In the followup message you said you cannot interrupt booting into
Windows. Here you say "change booting method to Legacy" which implies
you *can* interrupt booting and go into firmware setup. Could you
clarify?
No, I need to shut down computer to access firmware setup, then I press
an alternate button that powers up computer and goes directly to
firmware setup.
Anyway, I solved the issue experimenting, finally :)
But I learned from this messages how UEFI works.
EFI partition is /dev/sda3 actually... (/dev/sda1 is for recovery
purposes, and it doesn't have boot flag) so I copied GRUB EFI
application and I replaced EFI/Boot/bootx64.efi and
EFI/Microsoft/Boot/bootmgfw.efi...
before, I moved EFI/Microsoft/Boot/bootmgfw.efi to
/EFI/Microsoft/bootmgfw.efi, and I updated Windows grub entry to reflect
changes.
Now, I can dualboot without problems. Experimenting with efibootmgr
didn't work, firmware misses boot order (maybe is what happened to me)

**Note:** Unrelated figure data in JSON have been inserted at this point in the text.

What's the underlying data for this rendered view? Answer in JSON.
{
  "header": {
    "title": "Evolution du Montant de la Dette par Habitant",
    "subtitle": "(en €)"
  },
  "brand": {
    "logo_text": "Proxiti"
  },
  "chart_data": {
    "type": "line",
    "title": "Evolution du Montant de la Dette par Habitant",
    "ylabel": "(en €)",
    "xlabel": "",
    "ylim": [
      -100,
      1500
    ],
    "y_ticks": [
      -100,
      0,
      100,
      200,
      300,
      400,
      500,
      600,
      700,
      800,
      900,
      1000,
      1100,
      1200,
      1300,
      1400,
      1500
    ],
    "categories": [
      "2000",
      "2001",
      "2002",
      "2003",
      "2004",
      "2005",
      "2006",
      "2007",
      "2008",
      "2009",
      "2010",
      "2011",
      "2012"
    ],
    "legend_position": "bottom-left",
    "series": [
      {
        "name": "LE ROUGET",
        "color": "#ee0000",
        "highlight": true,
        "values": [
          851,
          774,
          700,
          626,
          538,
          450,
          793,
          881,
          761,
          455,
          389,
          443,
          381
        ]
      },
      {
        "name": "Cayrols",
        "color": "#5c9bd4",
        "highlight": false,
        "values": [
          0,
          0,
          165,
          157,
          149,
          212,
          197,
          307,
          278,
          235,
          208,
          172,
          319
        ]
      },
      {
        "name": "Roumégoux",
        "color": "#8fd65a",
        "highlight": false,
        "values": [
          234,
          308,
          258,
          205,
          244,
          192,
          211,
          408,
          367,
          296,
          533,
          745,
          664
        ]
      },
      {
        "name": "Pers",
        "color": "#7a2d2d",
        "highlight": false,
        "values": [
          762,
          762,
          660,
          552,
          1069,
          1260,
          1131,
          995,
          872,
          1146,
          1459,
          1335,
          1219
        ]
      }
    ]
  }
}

-ubuntu /EFI/ubuntu/grubx64.efi was configured to be first- and it
doesn't remember what boot entries are active or deactivated (upon reboot).
Al 14/01/13 03:33, En/na Andrey Borzenkov ha escrit:
В Sun, 13 Jan 2013 21:24:44 +0100
Joan Jerez <[email protected]> пишет:
Hello,
After 6 January of 2013, I started to get problems when I boot into
Windows 8, and upon restart or shutdown, GRUB disappears and it boots
directly into Windows.
I tried to remove (moving to another place) EFI applications related to
Microsoft (after installing Ubuntu, they are named bootmgfw.efi.bkp and
bootx64.efi.bkp) to ensure that they are not interfere with booting. As
far I can remember they are in /boot/efi/EFI/Boot and
/boot/efi/EFI/Microsoft/Boot/, now these folders are populated by GRUB2
EFI applications.
The problem isn't solved by doing so, so UEFI firmware is not escaping
GRUB and booting directly using MS bootloader.
Curiously, a long workaround is change booting method from UEFI to
Legacy, boot to a CD/DVD, or USB, shutdown, and change it again to UEFI,
and GRUB miraculously appears again.
In the followup message you said you cannot interrupt booting into
Windows. Here you say "change booting method to Legacy" which implies
you *can* interrupt booting and go into firmware setup. Could you
clarify?
If you *can* interrupt booting and go into firmware setup at this point
- how does UEFI boot menu look like? Does it have entries for Linux?
Does you system offer possibility to run EFI shell?